My husband and I are deciding whether or not to get a second dog. Our first—Maisie—is almost nine and doing well (knock wood!), though she now and again shows her age. Walking with her, snuggling her, and playing catch with her (when she deigns to bring back her ball instead of engaging in her own mischievous brand of keep away) are absolute pleasures and I can’t imagine our life without her. We don’t have any children—we agreed early on in our relationship that we wanted to build a life without children, even though we are devoted aunt and uncle to our nieces and nephews, both actual and honorary. But Maisie is our baby, of that we have no doubt. My husband feels sure that it would be mutually beneficial for Maisie and New Dog, and put a renewed spring in Maisie’s step while offering guidance to the whippersnapper as he or she tumbles around during the first years of life. I, however, am not so sure. What if Maisie responds to the new pooch with growing stress and the addition to our family exacerbates age-related aggression rather than encouraging playfulness? What if we can’t handle the added work of raising a new dog? Two dogs are double the work, double the cost, and double the effort. My heart wants to say yes, because I know how much joy dogs bring to our lives, but my head keeps coming up with reasons to say no. Can you help?
Double Dog Dare
Dear Double Dog Dare,
When my daughter and her husband were expecting their second child, who is now three and a half, they asked me to visit while they prepared the nursery, spent time alone with one another and with their first born—a delightfully precocious and sensitive child of six at the time—and tried to “batten down the hatches” in advance of a major shift that was certain to usher in unanticipated changes to their growing family. I hopped at the chance to support them, as they had moved away from Vermont for employment prospects and my chances to be with them were few and far between. But I know I provoked discomfort when I swooped in with my grandmotherly kisses and quickly administered a Cassandra-like warning: Make a plan in writing lest ye be upended by a torrent of responsibilities. Write it down, I told them, even if you don’t think you need to. Make a list of duties and draw up a calendar that clearly defines what each partner is charged with on a day-to-day basis. I highly suggest you do the same. Vis: “X walks the dogs on Monday, Wednesday and Friday; Y takes them on Tuesday, Thursday and Saturday. On Sundays, we always make time for an extended play session together and then make dinner before curling up by the fire. X takes them to the vet in the spring; Y does it in the fall. When emergencies arise, X and Y promise not to blame each other but instead work to resolve the problem with the greater good in mind.” Negotiate. Evaluate your time and be honest with one another about what you can each do in service of your family.

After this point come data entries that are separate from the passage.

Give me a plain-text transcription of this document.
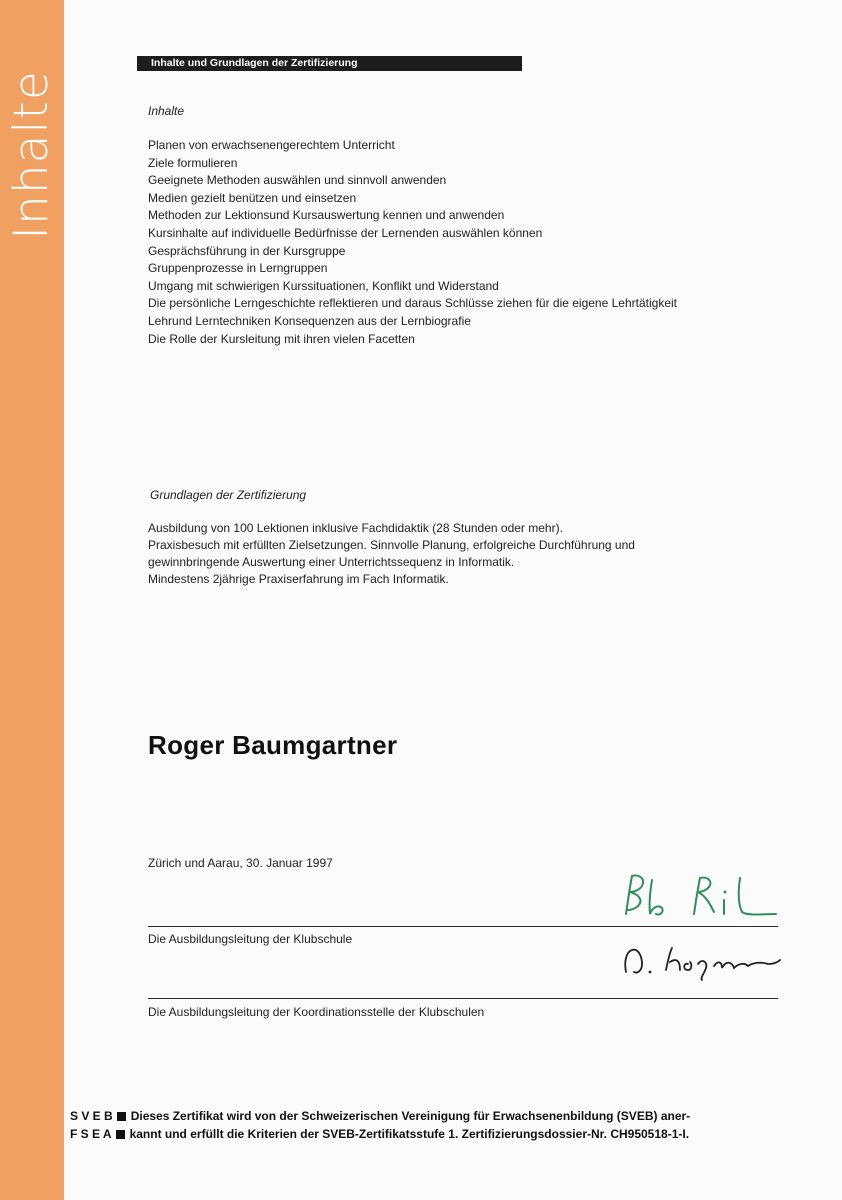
Inhalte
Inhalte und Grundlagen der Zertifizierung
Inhalte
Planen von erwachsenengerechtem Unterricht
Ziele formulieren
Geeignete Methoden auswählen und sinnvoll anwenden
Medien gezielt benützen und einsetzen
Methoden zur Lektionsund Kursauswertung kennen und anwenden
Kursinhalte auf individuelle Bedürfnisse der Lernenden auswählen können
Gesprächsführung in der Kursgruppe
Gruppenprozesse in Lerngruppen
Umgang mit schwierigen Kurssituationen, Konflikt und Widerstand
Die persönliche Lerngeschichte reflektieren und daraus Schlüsse ziehen für die eigene Lehrtätigkeit
Lehrund Lerntechniken Konsequenzen aus der Lernbiografie
Die Rolle der Kursleitung mit ihren vielen Facetten
Grundlagen der Zertifizierung
Ausbildung von 100 Lektionen inklusive Fachdidaktik (28 Stunden oder mehr).
Praxisbesuch mit erfüllten Zielsetzungen. Sinnvolle Planung, erfolgreiche Durchführung und
gewinnbringende Auswertung einer Unterrichtssequenz in Informatik.
Mindestens 2jährige Praxiserfahrung im Fach Informatik.
Roger Baumgartner
Zürich und Aarau, 30. Januar 1997
Die Ausbildungsleitung der Klubschule
Die Ausbildungsleitung der Koordinationsstelle der Klubschulen
S V E B Dieses Zertifikat wird von der Schweizerischen Vereinigung für Erwachsenenbildung (SVEB) aner-
F S E A kannt und erfüllt die Kriterien der SVEB-Zertifikatsstufe 1. Zertifizierungsdossier-Nr. CH950518-1-I.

So often in this modern life do we assume that the tremendous amount of time and energy required to sustain and support our families will evolve organically. Cooking, cleaning, working, taxiing, finding childcare, etc.—these are the tasks that are specific to families with children, but they repeat themselves, with variations, in families of all different configurations. You, your husband and Maisie are a family, with all the rights and responsibilities of such an august entity, and you are not immune from the vagaries wrought by diminishing resources. Prepare for a new family member with a pragmatic assessment of your capabilities. Know that a considered approach to family job descriptions does not threaten the unmitigated bliss of nuzzling a newborn’s neck any more than it can erase the sheer joy of scratching a grateful puppy behind its ears or watching it tumble joyfully with its older, wiser sibling pup. Dogs are our babies—here’s mine right now, looking for a nighttime constitutional and a bit of love—and we must make sure we prepare as much as we can to preserve and protect their physical, emotional and mental well being in concert with our own. The only way we can do that is by knowing ourselves—and ourselves in relation to others. There is no better time to start then now, before you get a good look at those puppy eyes and that sweet, wet snout.
Something tells me you’re about to sign on for double the work, but with proper planning, you’ll be able to enjoy double the love. Good luck!